Last time I shared with you how to calculate your company’s break-even point. We learned that either raising prices or lowering costs will help you break even and start making a profit. Today I want to share with you the dangers of lowering your expenses.
When trying to operate a successful and profitable business, keeping your eyes on your expenses is key. As you start making money, it’s easy to loose track of your expenses and not worry as much as you did when you were first starting out. It’s a good rule of thumb to review your income statement each month (or quarterly, at a minimum) to ensure you know where your money is going. The expenses your business incurs should be geared towards making money.
Lowering expenses can be a good thing, if you’re cutting out non-value added extras. Can you save money on office supplies, what about shopping around for phone service & long distance pricing, etc. There are always ways to save costs.
On the flip side, cutting costs can be detrimental to your business. I know, you think I’m crazy. Right? Think about it for a minute… Your business is successful because you offer a product or service that others value and want to purchase. Your customers have come to expect a certain standard from you and expect your product and/or service to meet or exceed this standard. Sadly, cutting costs can have a negative affect on your customers.
Let’s look at two examples.
- Let’s say you operate a vacation rental business, where you rent furnished vacation homes on a weekly basis. You would like to boost profits, so you decide to cut costs. The first cost you look at is your cleaning and maid service. This is a major expense to your business. On paper it looks like a better idea to hire a less expensive cleaning service. This results in your rental homes no longer being in pristine move-in condition, creating negative goodwill with your customers. The scary part is that it takes a year or more for your business to see the negative affect poor cleaning has on your business. A year or two down the road, you realize you have fewer repeat customers and are not able to keep your vacation homes rented. The main reason is that the quality of product you offer suffered because lowering your expenses looked good on paper.

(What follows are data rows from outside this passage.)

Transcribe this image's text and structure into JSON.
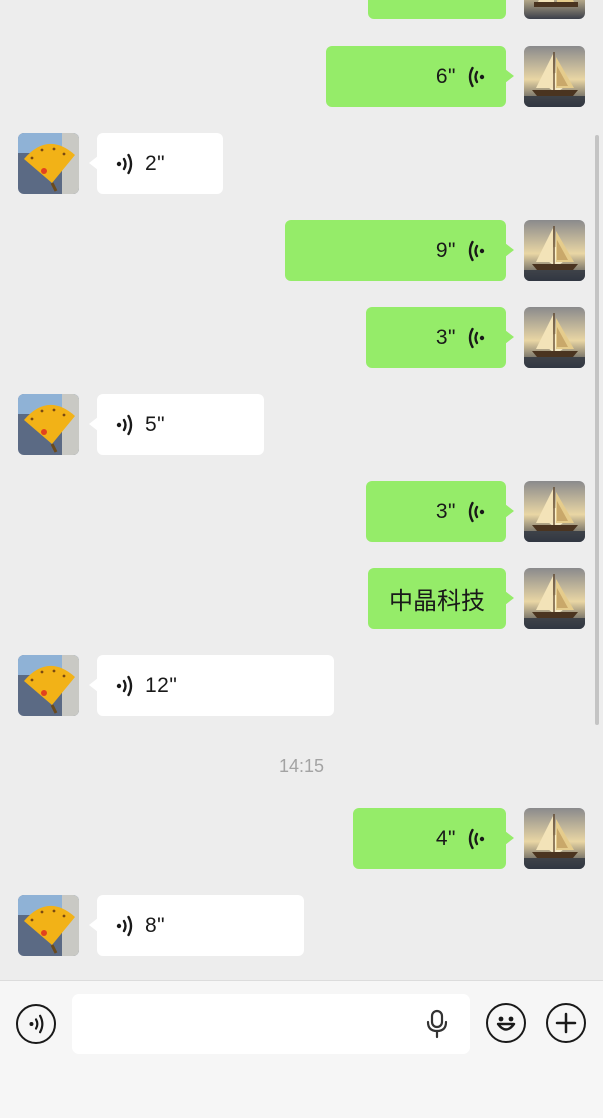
{
  "messages": [
    {
      "side": "me",
      "type": "voice",
      "duration": "6\""
    },
    {
      "side": "them",
      "type": "voice",
      "duration": "2\""
    },
    {
      "side": "me",
      "type": "voice",
      "duration": "9\""
    },
    {
      "side": "me",
      "type": "voice",
      "duration": "3\""
    },
    {
      "side": "them",
      "type": "voice",
      "duration": "5\""
    },
    {
      "side": "me",
      "type": "voice",
      "duration": "3\""
    },
    {
      "side": "me",
      "type": "text",
      "text": "中晶科技"
    },
    {
      "side": "them",
      "type": "voice",
      "duration": "12\""
    },
    {
      "side": "me",
      "type": "voice",
      "duration": "4\""
    },
    {
      "side": "them",
      "type": "voice",
      "duration": "8\""
    }
  ],
  "timestamp": "14:15",
  "input": {
    "value": "",
    "placeholder": "",
    "icons": [
      "voice-mode-icon",
      "microphone-icon",
      "emoji-icon",
      "plus-icon"
    ]
  },
  "colors": {
    "background": "#ededed",
    "my_bubble": "#95ec69",
    "their_bubble": "#ffffff",
    "timestamp": "#a3a3a3"
  }
}
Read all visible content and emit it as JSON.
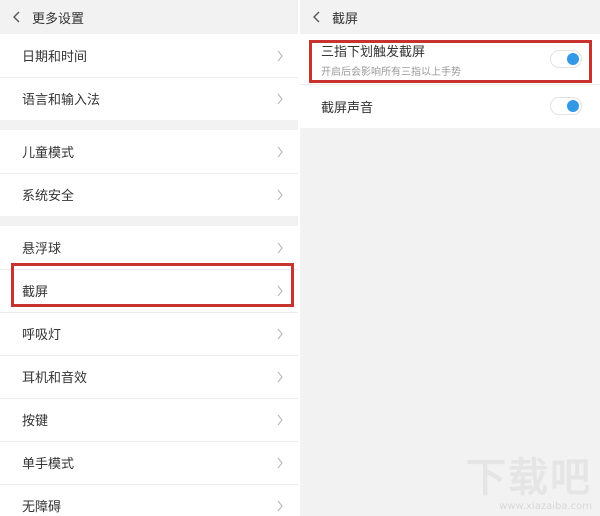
{
  "left": {
    "title": "更多设置",
    "groups": [
      [
        "日期和时间",
        "语言和输入法"
      ],
      [
        "儿童模式",
        "系统安全"
      ],
      [
        "悬浮球",
        "截屏",
        "呼吸灯",
        "耳机和音效",
        "按键",
        "单手模式",
        "无障碍"
      ]
    ]
  },
  "right": {
    "title": "截屏",
    "items": [
      {
        "title": "三指下划触发截屏",
        "subtitle": "开启后会影响所有三指以上手势",
        "toggle_on": true
      },
      {
        "title": "截屏声音",
        "toggle_on": true
      }
    ]
  },
  "colors": {
    "accent": "#3399e6",
    "highlight": "#c9332f"
  },
  "icons": {
    "back": "chevron-left-icon",
    "row": "chevron-right-icon"
  },
  "watermark": {
    "logo": "下载吧",
    "url": "www.xiazaiba.com"
  }
}
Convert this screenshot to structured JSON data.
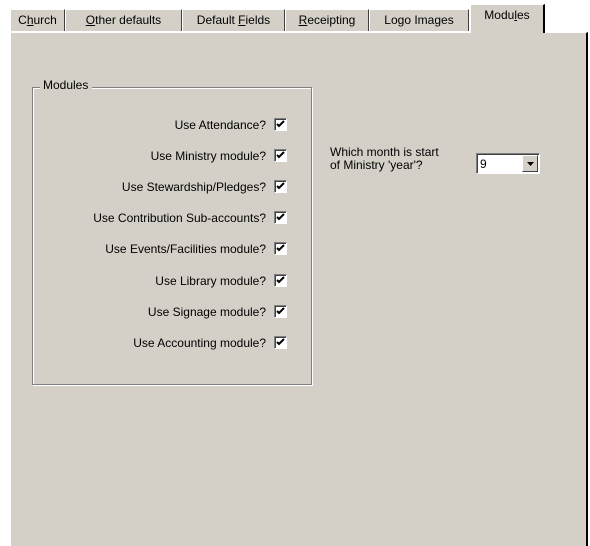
{
  "tabs": [
    {
      "label": "Church",
      "mnemonic": "h",
      "active": false
    },
    {
      "label": "Other defaults",
      "mnemonic": "O",
      "active": false
    },
    {
      "label": "Default Fields",
      "mnemonic": "F",
      "active": false
    },
    {
      "label": "Receipting",
      "mnemonic": "R",
      "active": false
    },
    {
      "label": "Logo Images",
      "mnemonic": "g",
      "active": false
    },
    {
      "label": "Modules",
      "mnemonic": "l",
      "active": true
    }
  ],
  "modules_group": {
    "title": "Modules",
    "options": [
      {
        "label": "Use Attendance?",
        "checked": true
      },
      {
        "label": "Use Ministry module?",
        "checked": true
      },
      {
        "label": "Use Stewardship/Pledges?",
        "checked": true
      },
      {
        "label": "Use Contribution Sub-accounts?",
        "checked": true
      },
      {
        "label": "Use Events/Facilities module?",
        "checked": true
      },
      {
        "label": "Use Library module?",
        "checked": true
      },
      {
        "label": "Use Signage module?",
        "checked": true
      },
      {
        "label": "Use Accounting module?",
        "checked": true
      }
    ]
  },
  "ministry_year": {
    "question_line1": "Which month is start",
    "question_line2": "of Ministry 'year'?",
    "value": "9"
  }
}
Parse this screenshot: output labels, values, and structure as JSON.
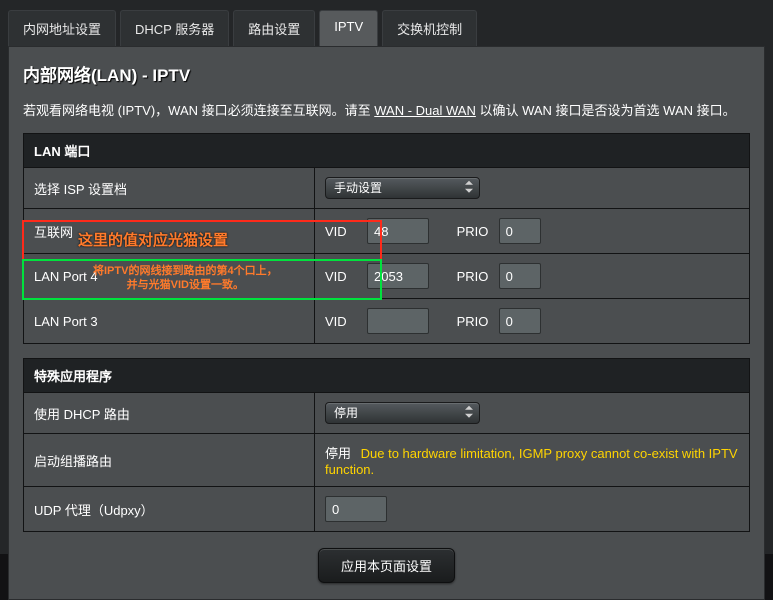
{
  "tabs": {
    "t0": "内网地址设置",
    "t1": "DHCP 服务器",
    "t2": "路由设置",
    "t3": "IPTV",
    "t4": "交换机控制"
  },
  "panel": {
    "title": "内部网络(LAN) - IPTV",
    "desc_pre": "若观看网络电视 (IPTV)，WAN 接口必须连接至互联网。请至 ",
    "desc_link": "WAN - Dual WAN",
    "desc_post": " 以确认 WAN 接口是否设为首选 WAN 接口。"
  },
  "section1": {
    "header": "LAN 端口",
    "isp_label": "选择 ISP 设置档",
    "isp_value": "手动设置",
    "row_internet": "互联网",
    "row_p4": "LAN Port 4",
    "row_p3": "LAN Port 3",
    "vid_label": "VID",
    "prio_label": "PRIO",
    "internet_vid": "48",
    "internet_prio": "0",
    "p4_vid": "2053",
    "p4_prio": "0",
    "p3_vid": "",
    "p3_prio": "0"
  },
  "section2": {
    "header": "特殊应用程序",
    "dhcp_label": "使用 DHCP 路由",
    "dhcp_value": "停用",
    "igmp_label": "启动组播路由",
    "igmp_value": "停用",
    "igmp_note": "Due to hardware limitation, IGMP proxy cannot co-exist with IPTV function.",
    "udp_label": "UDP 代理（Udpxy）",
    "udp_value": "0"
  },
  "apply": "应用本页面设置",
  "annot": {
    "red_text": "这里的值对应光猫设置",
    "green_text_l1": "将IPTV的网线接到路由的第4个口上，",
    "green_text_l2": "并与光猫VID设置一致。"
  }
}
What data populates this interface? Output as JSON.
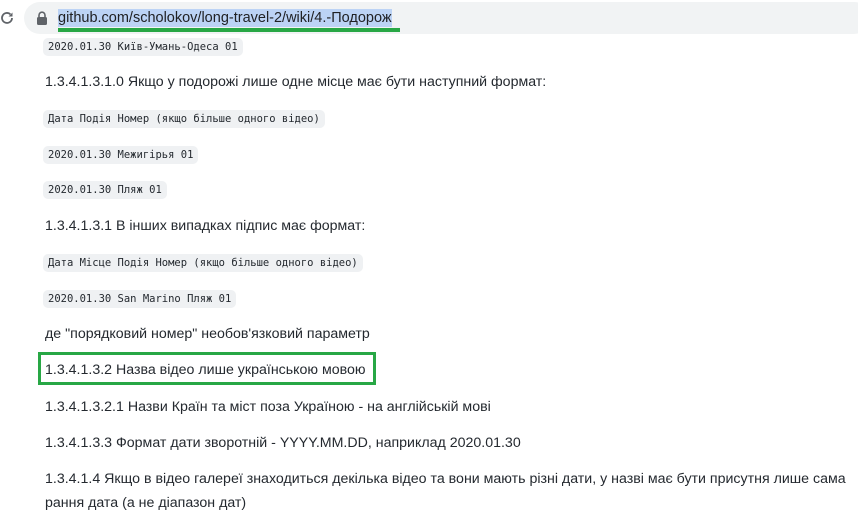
{
  "browser": {
    "url": "github.com/scholokov/long-travel-2/wiki/4.-Подорож",
    "highlight_color": "#28a745"
  },
  "content": {
    "code1": "2020.01.30 Київ-Умань-Одеса 01",
    "p1": "1.3.4.1.3.1.0 Якщо у подорожі лише одне місце має бути наступний формат:",
    "code2": "Дата Подія Номер (якщо більше одного відео)",
    "code3": "2020.01.30 Межигірья 01",
    "code4": "2020.01.30 Пляж 01",
    "p2": "1.3.4.1.3.1 В інших випадках підпис має формат:",
    "code5": "Дата Місце Подія Номер (якщо більше одного відео)",
    "code6": "2020.01.30 San Marino Пляж 01",
    "p3": "де \"порядковий номер\" необов'язковий параметр",
    "p4": "1.3.4.1.3.2 Назва відео лише українською мовою",
    "p5": "1.3.4.1.3.2.1 Назви Країн та міст поза Україною - на англійській мові",
    "p6": "1.3.4.1.3.3 Формат дати зворотній - YYYY.MM.DD, наприклад 2020.01.30",
    "p7": "1.3.4.1.4 Якщо в відео галереї знаходиться декілька відео та вони мають різні дати, у назві має бути присутня лише сама рання дата (а не діапазон дат)"
  }
}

- Let’s say you own a web design business and are looking for ways to save money. After looking at your income statement, you realize that wages and salaries is your biggest expense. So you decide to let go of a few employees to lower your costs. At first, your employees understand and are happy to work a little harder to cover the extra work load. However, after several months your employees start to get burnt out. They want to spend time with their friends & family and are getting frustrated putting in overtime hours and working on the weekends. The scary part about cutting labor costs is that the effect does not happen immediately. Your over worked employees have resulted in a higher employee turnover rate (which actually is costing you more in recruiting & new-hire training). The longer hours has also resulted in the loss of creative employees and a loss of productivity. Although lowering labor costs looked good on paper, it had an ill effect on your business’ ability to generate more income.
In closing, keeping a good eye on your expenses is a good thing. As businesses become established, it’s easy to overlook some expenses that are not geared towards bringing in sales and revenues. Keep in mind, when looking at your expenses and brainstorming ways to save money, remember to consider the long-term affect of your cost cutting actions. How will lowering these expenses affect my product and/or service? It’s a good idea to track and measure your cost saving strategies to ensure they are not negatively impacting your business over time. Remember, what looks good on paper can sometimes have a negative impact on your sales and income.